In terms of reading, there is one source that I like to highlight as better than many other: follow a public forum in the area you are interested in. You will see questions, and hopefully good answers to the questions. And sometimes you may be able to contribute with an answer yourself. What is great with the newsgroups is that questions reappears. As they say: repetition is the mother of all learning. If you read a book or a blogpost, your memory fades after a while. But if you see the same answer reoccurring, one day not only will you be able to answer the question yourself, but also use it for your own work.
What are the most important things a person can do to master Transact-SQL?
Obviously, you need learn think in sets, and resist the temptations to solve problems in loops. This can indeed be a challenge. I have recent years rewritten procedures that originally were designed for one at a time, and in some cases it was quite an undertaking. The reward at the end of the rainbow was vastly increased performance for big volumes.
You also need to get a very good understanding of indexing, and when an index is useful or not. This is because this has such a big impact on performance.
But more exactly how do you learn this well? Let me return to what I said above: Experience. When you have query that seems to work, don't stop there. What happens if you change that part of the query? What happens if you add that row that holds some funky data? How does the query plan look like? Does it use an index? If it doesn't, why not?
When it comes to understanding indexing and query plans, I have a tip: imagine that you had the data on a bunch of record cards, and you needed to traverse it yourself to find the desired data. How would you do this effectively?
What SQL Server books are on your bookshelf?
My time to read books is fairly limited. Mainly I read books when I'm travelling, and when I go basking lakeside in summer. So I don't go buying books by the dozen. And least of all SQL Books, I do like reading about other topics too.
But I have the Inside SQL Server 2005 series, which I definitely recommend for anyone who has some experience of SQL Server and want to raise to a higher level. Itzik's two books learn you some very valuable query techniques, and Kalen's two books give you a deeper look into the internals and query-tuning techniques. (Actually, I'm only on chapter 3 of the last book, but what I've seen this far looks promising.)
I have a few more titles; of which several hitherto are unread I will have to admit. The SQL Server-related book I return to the most often is the OLE DB Reference Manual, would you believe it.
Erland, the first time I came across your name was in the Microsoft public SQL Server programming group. Can you explain to us why you participate in newsgroups and forums?

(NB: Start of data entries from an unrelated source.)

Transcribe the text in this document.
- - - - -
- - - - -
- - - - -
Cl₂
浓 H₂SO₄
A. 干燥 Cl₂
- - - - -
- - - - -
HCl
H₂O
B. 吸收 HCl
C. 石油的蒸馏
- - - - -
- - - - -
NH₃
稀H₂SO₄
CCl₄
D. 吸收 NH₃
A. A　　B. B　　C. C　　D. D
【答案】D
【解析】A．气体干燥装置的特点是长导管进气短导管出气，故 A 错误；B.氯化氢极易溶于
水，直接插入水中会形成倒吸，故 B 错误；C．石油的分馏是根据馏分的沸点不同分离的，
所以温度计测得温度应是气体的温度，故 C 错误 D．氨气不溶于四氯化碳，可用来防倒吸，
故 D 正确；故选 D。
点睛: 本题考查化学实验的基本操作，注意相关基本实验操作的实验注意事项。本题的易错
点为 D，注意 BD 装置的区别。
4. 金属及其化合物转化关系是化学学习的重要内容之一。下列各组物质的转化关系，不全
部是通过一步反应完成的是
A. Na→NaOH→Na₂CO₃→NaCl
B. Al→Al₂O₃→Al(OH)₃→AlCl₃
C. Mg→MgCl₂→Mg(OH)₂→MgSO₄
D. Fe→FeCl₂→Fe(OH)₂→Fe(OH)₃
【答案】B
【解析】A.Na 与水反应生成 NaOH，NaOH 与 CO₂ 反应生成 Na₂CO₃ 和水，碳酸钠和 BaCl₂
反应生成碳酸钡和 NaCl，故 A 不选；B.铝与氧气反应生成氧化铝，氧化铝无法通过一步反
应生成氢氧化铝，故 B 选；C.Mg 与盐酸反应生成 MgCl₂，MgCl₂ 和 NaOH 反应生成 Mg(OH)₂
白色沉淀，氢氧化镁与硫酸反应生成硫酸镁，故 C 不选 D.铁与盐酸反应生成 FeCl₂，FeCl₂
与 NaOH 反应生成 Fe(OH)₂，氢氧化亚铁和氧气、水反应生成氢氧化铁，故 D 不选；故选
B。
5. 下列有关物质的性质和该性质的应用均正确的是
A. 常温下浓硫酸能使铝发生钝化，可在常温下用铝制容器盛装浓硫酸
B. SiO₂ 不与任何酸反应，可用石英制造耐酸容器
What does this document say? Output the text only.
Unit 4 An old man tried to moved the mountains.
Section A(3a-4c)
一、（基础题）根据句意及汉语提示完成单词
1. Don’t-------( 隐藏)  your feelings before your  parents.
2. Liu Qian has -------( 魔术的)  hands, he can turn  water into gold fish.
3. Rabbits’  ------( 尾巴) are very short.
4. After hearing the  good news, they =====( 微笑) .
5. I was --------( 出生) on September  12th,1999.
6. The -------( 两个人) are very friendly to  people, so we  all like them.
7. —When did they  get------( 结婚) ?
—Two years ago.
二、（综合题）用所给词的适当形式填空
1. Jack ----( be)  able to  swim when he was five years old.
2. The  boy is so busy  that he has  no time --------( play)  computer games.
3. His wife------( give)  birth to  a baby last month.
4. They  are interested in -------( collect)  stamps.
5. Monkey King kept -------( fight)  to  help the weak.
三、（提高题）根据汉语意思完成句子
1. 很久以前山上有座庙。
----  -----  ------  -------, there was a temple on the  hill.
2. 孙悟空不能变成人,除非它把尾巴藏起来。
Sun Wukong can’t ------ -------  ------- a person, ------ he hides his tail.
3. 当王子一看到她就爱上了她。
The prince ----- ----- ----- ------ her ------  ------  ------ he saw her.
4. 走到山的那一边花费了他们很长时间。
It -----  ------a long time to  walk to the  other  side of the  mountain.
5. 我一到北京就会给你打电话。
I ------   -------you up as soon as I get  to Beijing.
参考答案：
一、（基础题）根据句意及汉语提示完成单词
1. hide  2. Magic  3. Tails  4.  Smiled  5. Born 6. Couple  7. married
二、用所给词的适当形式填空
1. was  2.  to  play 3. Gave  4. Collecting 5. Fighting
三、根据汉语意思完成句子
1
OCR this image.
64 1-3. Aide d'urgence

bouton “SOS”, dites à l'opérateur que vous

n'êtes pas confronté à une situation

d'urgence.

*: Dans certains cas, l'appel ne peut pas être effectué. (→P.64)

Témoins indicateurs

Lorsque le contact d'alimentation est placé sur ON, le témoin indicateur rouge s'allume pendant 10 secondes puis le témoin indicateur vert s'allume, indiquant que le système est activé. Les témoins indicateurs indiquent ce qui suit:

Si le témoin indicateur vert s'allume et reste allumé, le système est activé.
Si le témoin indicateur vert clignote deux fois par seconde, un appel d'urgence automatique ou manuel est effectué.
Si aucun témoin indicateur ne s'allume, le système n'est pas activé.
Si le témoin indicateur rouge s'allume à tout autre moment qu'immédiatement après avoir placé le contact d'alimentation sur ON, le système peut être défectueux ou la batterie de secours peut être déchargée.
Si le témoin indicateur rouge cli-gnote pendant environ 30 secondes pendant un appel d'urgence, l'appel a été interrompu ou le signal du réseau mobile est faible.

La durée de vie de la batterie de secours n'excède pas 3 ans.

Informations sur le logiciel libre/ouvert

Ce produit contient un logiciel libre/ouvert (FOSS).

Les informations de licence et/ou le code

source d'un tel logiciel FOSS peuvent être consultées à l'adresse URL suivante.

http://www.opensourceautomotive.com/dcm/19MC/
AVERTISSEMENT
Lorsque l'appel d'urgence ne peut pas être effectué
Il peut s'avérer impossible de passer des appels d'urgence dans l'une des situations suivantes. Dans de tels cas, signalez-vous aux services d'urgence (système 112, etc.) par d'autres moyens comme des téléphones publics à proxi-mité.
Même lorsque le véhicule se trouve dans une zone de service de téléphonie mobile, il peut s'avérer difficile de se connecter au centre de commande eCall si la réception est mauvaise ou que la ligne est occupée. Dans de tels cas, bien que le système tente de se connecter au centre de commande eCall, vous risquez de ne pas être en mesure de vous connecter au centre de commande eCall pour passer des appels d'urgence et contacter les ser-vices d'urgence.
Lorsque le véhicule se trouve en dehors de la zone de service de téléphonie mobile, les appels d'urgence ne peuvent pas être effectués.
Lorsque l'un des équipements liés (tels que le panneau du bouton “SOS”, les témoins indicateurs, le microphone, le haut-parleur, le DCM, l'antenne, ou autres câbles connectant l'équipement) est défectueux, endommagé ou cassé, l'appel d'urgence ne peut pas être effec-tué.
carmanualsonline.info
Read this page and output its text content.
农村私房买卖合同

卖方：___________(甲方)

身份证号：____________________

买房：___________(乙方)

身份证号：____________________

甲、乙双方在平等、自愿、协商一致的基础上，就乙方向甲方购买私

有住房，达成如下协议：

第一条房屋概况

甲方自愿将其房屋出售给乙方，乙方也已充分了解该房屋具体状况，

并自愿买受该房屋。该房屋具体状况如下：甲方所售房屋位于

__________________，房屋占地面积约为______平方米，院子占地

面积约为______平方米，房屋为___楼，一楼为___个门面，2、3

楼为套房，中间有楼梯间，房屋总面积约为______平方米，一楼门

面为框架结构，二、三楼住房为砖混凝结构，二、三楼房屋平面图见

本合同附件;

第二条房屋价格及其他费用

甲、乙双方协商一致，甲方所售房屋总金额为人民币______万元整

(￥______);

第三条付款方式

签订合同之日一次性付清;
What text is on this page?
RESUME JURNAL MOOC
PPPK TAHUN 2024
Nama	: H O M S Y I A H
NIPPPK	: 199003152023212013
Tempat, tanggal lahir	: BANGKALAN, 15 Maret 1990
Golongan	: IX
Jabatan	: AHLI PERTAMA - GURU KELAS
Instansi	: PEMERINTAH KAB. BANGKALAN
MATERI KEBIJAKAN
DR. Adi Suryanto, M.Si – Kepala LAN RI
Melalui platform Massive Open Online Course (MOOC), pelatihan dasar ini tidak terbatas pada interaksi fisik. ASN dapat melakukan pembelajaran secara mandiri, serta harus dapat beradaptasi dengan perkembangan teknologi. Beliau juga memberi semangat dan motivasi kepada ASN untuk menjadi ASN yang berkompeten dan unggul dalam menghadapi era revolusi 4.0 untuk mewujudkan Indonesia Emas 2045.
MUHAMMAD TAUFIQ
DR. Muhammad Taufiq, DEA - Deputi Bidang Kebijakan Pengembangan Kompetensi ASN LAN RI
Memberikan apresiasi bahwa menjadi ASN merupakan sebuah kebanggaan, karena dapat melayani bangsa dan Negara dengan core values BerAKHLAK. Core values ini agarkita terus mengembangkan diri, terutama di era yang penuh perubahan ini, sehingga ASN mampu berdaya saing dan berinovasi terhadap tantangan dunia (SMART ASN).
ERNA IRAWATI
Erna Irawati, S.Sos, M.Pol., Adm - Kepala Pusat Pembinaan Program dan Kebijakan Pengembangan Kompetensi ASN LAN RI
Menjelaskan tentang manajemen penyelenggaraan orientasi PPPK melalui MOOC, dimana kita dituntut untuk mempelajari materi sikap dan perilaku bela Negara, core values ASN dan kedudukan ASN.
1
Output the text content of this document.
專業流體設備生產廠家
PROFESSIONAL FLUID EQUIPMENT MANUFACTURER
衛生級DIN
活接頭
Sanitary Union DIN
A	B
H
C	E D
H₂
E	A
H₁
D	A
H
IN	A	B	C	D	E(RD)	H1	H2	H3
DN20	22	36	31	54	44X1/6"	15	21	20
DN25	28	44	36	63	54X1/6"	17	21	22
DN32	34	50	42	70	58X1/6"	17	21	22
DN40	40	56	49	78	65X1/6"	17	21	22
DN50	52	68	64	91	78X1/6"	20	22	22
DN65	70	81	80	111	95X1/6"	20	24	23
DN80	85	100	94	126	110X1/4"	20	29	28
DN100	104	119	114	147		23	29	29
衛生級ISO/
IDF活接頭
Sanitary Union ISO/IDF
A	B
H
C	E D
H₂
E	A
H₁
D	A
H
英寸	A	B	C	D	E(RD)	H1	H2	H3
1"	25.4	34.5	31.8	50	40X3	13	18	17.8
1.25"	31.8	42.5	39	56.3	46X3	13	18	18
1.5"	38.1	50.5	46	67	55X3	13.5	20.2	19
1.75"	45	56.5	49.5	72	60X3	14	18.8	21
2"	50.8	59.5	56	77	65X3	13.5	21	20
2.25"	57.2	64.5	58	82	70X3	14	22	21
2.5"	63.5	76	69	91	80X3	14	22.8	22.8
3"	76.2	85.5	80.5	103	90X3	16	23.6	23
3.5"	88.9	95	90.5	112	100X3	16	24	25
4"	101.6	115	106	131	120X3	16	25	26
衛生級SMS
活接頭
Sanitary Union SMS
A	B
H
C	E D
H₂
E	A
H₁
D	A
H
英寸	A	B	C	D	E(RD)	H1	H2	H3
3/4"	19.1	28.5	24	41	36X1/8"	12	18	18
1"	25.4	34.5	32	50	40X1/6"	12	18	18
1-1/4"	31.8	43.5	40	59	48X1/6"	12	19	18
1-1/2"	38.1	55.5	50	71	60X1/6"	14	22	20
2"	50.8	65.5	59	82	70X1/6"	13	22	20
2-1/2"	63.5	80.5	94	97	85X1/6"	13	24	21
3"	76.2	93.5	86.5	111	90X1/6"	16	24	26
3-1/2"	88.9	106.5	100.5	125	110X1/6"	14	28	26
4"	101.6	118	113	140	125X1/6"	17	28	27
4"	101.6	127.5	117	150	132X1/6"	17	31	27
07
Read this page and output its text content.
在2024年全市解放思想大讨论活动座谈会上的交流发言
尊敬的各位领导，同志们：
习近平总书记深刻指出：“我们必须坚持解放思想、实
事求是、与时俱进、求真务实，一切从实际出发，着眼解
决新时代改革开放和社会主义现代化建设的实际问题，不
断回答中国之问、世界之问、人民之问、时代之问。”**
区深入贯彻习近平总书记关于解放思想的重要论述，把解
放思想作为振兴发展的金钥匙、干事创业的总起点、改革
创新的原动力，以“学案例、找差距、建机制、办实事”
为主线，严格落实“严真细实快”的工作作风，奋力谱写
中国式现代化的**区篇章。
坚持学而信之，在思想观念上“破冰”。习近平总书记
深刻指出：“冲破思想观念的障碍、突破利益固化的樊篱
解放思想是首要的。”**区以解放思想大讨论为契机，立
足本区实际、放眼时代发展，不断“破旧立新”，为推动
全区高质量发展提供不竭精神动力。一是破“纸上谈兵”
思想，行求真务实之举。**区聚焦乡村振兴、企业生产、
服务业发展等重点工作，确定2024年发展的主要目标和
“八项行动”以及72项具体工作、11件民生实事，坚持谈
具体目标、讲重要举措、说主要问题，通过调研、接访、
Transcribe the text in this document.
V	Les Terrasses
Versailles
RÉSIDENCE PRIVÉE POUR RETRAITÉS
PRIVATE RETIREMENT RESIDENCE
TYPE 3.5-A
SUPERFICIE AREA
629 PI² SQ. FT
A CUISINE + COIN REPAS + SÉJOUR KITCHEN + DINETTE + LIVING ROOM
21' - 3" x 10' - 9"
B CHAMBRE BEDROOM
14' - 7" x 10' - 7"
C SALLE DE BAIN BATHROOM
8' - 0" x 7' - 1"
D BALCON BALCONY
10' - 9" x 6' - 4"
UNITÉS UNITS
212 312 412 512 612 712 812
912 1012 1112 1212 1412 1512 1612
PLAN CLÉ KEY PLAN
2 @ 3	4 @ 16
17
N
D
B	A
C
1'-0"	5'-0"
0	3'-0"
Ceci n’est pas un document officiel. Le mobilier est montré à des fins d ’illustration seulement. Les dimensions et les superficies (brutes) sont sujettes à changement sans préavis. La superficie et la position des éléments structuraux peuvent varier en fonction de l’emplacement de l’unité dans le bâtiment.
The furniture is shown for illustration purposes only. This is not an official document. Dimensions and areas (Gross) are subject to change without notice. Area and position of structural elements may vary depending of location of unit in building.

I started to participate on Usenet groups when I got access to Usenet with my first job in the mid-eighties. In the beginning it was mainly for leisure, including the technical groups I followed. By time I became very active, and a search on Google news will reveal posts in newsgroups about music, linguistics, politics and Usenet itself.
All the time, I subscribed to technical newsgroups that related to what I was working with. So I subscribed to comp.databases.sybase when I worked with Sybase, and when I moved on to MS SQL Server I went over to comp.databases.ms-sqlserver. The idea was simple: ask a question when I needed help, and if there was a question to which I knew the answer, I answered it. And in between that I learnt things from other people's posts and answers.
At some point I found that I answered far more questions than I asked, and when I asked a question, I did not always get an answer any more. I also realized that the traffic was a bit low, and one I summer I started to visit microsoft.public.sqlserver.programming to find where the real action was going on.
These days I only follow SQL Server newsgroups with one exception, rec.games.trivia. And this is definitely the best era in my Usenet career. I help people, and the tone in newsgroups I follow is generally polite. Every once in a while I can feel that I answer the same questions, but it's still rewarding to know that I have been able to help someone. Not only with his urgent problem, but, I hope, he or she has also learnt something for the future. And every once there is a challenging problem from which I can learn myself.
Why do you have a site, why did you not write a book instead?
There are a couple of reasons. One is that I originally wrote these articles so that I could refer to them in my posts, rather than having to type the same thing over and over again. I could never dream of answering people by suggesting them to pay money to get the answer.
Another is that once a book is printed, it's printed. If there is an error, an omission, or I simply make new revelations on the topic, I cannot magically update all copies out there. That is easier to do on a web site.
Finally, there is a general feeling that a web site is more low key. Since no one pays for anything, I can produce articles in the pace I like, and I can permit myself to keep down the level of ambition a bit.
Which article was the hardest to write and can you explain why?
I think the article I have spent the most time on is the one on Arrays and Lists. With the performance appendix, this is by far the longest article, and one problem was that people kept suggesting me new methods all the time. Of which some were very good. (These days, I review all new ideas fairly critically, and it has to be really innovative to make the article. It's already long enough.) Add to this it takes some time to run all those performance tests and evaluate them.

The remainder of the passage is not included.